Following 18 months of construction and installation, the ALPLA Group and PTT Global Chemical are opening the state-of-the-art ENVICCO recycling plant in Thailand. With an annual production capacity of 45,000 tonnes of recycled PET and HDPE, it is one of the largest recycling plants for these plastics in Asia. With this plant, the two companies will strengthen the region’s circular economy and supply the growing markets with high-quality recycled material.

Thirty thousand tonnes of recycled, food-grade PET and 15,000 tonnes of recycled HDPE – the packaging and recycling specialist ALPLA and the chemical company PTT Global Chemical (GC) have realised Thailand’s largest plastics recycling plant of its kind. After around 18 months of construction, production is set to start at the ENVICCO joint venture. Located in an economic zone on the coast of the south-eastern province of Rayong, the plant is equipped with the latest recycling technology and production lines to manufacture high-quality plastic recyclates with approval from the USFDA.
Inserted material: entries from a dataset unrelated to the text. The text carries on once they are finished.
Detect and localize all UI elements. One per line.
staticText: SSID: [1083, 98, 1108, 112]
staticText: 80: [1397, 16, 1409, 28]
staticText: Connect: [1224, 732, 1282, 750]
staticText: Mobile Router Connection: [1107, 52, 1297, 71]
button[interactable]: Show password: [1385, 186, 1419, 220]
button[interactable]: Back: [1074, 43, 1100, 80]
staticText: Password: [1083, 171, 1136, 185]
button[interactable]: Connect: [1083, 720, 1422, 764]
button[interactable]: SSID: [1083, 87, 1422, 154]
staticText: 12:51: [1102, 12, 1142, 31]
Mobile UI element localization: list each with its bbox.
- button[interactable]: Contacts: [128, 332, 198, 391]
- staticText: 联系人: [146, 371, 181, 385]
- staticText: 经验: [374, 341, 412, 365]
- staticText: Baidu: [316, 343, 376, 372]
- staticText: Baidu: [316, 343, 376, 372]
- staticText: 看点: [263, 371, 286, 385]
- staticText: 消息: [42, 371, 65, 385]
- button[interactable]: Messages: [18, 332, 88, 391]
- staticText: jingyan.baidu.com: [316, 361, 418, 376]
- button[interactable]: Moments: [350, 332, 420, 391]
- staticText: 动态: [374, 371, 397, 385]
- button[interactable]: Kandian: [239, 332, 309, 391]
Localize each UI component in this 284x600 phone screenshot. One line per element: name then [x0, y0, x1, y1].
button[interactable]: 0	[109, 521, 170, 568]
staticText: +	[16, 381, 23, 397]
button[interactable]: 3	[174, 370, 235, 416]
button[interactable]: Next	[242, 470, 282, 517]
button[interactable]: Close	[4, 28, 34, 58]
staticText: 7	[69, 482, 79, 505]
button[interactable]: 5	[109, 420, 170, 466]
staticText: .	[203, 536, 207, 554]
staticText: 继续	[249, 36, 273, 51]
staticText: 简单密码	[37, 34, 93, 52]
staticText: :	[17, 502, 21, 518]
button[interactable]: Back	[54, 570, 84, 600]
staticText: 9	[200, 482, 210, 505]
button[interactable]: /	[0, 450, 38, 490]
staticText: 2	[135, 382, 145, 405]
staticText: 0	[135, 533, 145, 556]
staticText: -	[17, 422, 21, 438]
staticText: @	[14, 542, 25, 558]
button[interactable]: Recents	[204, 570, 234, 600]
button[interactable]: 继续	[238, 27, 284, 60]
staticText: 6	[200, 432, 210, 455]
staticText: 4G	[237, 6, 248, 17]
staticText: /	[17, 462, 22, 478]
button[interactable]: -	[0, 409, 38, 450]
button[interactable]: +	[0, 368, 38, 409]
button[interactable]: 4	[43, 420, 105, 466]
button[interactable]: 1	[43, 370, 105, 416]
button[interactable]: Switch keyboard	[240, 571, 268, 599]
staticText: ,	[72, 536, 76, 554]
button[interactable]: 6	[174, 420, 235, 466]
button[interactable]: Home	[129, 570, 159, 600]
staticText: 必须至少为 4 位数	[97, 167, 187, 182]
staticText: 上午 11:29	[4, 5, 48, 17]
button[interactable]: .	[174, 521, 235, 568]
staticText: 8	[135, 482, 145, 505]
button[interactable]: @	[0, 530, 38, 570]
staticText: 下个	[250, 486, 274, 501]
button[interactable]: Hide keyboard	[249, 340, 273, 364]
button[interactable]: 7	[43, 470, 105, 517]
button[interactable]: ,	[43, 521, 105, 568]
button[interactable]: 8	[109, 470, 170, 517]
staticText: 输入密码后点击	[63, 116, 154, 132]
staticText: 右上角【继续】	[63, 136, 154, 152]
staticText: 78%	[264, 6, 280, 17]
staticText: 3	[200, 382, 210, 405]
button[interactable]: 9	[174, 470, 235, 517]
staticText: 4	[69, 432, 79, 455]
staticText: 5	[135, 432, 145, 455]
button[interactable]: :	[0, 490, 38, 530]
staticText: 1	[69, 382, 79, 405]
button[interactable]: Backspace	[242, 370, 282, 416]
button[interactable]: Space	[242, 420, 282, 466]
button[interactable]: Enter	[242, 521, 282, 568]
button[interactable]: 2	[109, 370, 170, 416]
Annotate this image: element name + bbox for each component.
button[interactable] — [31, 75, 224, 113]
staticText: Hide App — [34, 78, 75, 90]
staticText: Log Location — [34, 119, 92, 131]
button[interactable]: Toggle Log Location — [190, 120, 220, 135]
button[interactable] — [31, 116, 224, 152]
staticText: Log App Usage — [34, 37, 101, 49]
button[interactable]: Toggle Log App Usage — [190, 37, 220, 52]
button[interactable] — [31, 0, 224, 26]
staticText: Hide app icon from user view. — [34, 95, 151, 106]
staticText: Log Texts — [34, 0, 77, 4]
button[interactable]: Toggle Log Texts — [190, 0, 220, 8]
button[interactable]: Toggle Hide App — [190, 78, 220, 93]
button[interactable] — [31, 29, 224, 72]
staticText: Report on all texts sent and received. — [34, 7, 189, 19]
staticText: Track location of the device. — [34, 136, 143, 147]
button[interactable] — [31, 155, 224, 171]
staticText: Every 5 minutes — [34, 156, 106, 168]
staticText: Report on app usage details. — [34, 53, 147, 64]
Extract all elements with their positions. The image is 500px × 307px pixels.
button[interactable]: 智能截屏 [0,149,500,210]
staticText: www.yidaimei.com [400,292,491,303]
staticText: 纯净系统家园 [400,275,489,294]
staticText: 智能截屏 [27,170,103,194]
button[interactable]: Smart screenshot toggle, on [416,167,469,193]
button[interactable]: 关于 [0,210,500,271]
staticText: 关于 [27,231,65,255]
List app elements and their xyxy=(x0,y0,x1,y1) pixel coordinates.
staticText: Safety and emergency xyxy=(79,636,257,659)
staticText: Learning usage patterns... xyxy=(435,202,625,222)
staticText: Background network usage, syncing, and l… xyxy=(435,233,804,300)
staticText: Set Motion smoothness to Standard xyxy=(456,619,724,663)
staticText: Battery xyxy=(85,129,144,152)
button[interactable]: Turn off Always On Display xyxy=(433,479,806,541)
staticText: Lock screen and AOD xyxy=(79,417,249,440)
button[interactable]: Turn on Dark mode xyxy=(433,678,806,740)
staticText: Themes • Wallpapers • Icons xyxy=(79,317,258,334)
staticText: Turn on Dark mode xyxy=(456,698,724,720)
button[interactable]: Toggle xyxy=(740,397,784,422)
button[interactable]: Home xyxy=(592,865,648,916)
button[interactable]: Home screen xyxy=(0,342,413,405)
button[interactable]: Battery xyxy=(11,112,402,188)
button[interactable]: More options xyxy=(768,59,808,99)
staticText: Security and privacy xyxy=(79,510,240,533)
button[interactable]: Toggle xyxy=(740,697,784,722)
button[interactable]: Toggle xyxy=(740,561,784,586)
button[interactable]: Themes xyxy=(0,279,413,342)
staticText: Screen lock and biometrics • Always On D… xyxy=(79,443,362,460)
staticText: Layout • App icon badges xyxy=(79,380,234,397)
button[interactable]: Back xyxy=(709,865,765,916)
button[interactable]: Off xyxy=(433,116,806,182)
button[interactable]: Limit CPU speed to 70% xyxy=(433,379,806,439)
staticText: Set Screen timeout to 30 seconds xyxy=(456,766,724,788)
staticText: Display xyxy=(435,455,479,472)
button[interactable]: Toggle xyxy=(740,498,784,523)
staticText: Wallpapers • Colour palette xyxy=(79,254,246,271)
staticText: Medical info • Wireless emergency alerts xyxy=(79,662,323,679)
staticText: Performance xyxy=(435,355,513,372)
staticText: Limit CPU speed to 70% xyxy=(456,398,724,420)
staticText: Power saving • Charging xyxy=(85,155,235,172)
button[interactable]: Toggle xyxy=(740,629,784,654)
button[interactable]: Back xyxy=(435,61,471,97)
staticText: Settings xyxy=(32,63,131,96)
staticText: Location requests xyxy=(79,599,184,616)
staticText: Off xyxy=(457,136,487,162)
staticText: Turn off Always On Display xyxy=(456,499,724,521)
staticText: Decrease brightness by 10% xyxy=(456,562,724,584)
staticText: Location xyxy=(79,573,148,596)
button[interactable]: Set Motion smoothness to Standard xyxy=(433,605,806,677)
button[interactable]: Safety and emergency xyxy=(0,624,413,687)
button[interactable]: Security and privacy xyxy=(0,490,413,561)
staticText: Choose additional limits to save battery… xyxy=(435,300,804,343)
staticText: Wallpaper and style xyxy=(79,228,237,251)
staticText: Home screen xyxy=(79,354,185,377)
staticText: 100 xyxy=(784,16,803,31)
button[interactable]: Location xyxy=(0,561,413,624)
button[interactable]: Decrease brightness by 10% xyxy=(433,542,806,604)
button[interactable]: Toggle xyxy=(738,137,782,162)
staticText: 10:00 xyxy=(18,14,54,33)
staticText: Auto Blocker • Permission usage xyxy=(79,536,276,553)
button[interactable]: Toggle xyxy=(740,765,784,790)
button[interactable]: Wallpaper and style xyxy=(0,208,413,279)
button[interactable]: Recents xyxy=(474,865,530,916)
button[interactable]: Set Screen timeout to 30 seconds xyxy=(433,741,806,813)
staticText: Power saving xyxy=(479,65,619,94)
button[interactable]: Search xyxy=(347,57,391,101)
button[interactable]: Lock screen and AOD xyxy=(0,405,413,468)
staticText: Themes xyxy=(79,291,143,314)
‘Built in record time thanks to the excellent collaboration with GC, this highly modern plant is an important part of our recycling activities in Asia,’ said ALPLA Chairman Günther Lehner during the grand opening on 13 September. The opening was also attended, among others, by Kongkrapan Intarajang (Chief Executive Officer and President, GC), Dietmar Marin (ALPLA Managing Director Recycling) and Bernd Wachter (ALPLA Corporate Director Circular Economy & Recycling Asia).

‘Demand for recycled, sustainable packaging materials is rising sharply in Southeast Asia, and high-quality plastics have a key role to play here. With this new plant, we are now applying our many years of expertise in the treatment and processing of packaging made from post-consumer recycled resins in Thailand,’ explains Bernd Wachter. ‘This joint venture is a truly circular, eco-friendly project creating a comprehensive value chain for plastics in Thailand and is an excellent example of the worldwide use of Austrian green tech know-how,’ adds Georg Weingartner, the Austrian Commercial Counsellor in Bangkok.

ALPLA contributes more than 25 years of recycling experience to the joint venture. It will supply its production facilities in Asia with recycled material and is also fostering the circular economy at the local level. With the plant, majority shareholder GC supports sustainable development in the region, moving it towards resource-conserving business and lifestyles.

‘Today, GC is proud to reveal that ENVICCO is ready for commercial operation. Used plastics within the Kingdom of Thailand will make up 100% of the raw materials processed by ENVICCO’s cutting-edge production technologies to transform used plastics into valuable products,’ says Kongkrapan Intarajang. ‘The ENVICCO production plant is part of our long-term circular economy strategy to fully realize GC’s value chain. It also has the added benefit of creating jobs within the community while simultaneously aligning with the Thai government’s Bio-Circular-Green Economy Model.’ The ENVICCO team will comprise approximately 180 employees at the start of production.

The 30,000-square-metre plant is on a plot of land measuring a good 90,000 square metres at the Map Ta Phut Industrial Estate. There is, therefore, also space for future capacity expansions. ‘We have long-term plans to promote the bottle-to-bottle cycle not only here in Thailand, but across Asia and other regions around the world. Carbon emissions and waste can be reduced through optimised resource consumption,’ emphasises Dietmar Marin.

In early 2021, the ALPLA Group announced that it would invest an average of 50 million euros a year until 2025 in the ongoing expansion of its recycling activities. In particular, it plans to globalise its activities in the area of high-quality recyclates to close the materials cycle in as many regions as possible. In total, the annual production capacity of ALPLA’s recycling companies and cooperations around the world amounts to approximately 203,000 tonnes of rPET (recycled PET) and 74,000 tonnes of rHDPE (recycled HDPE).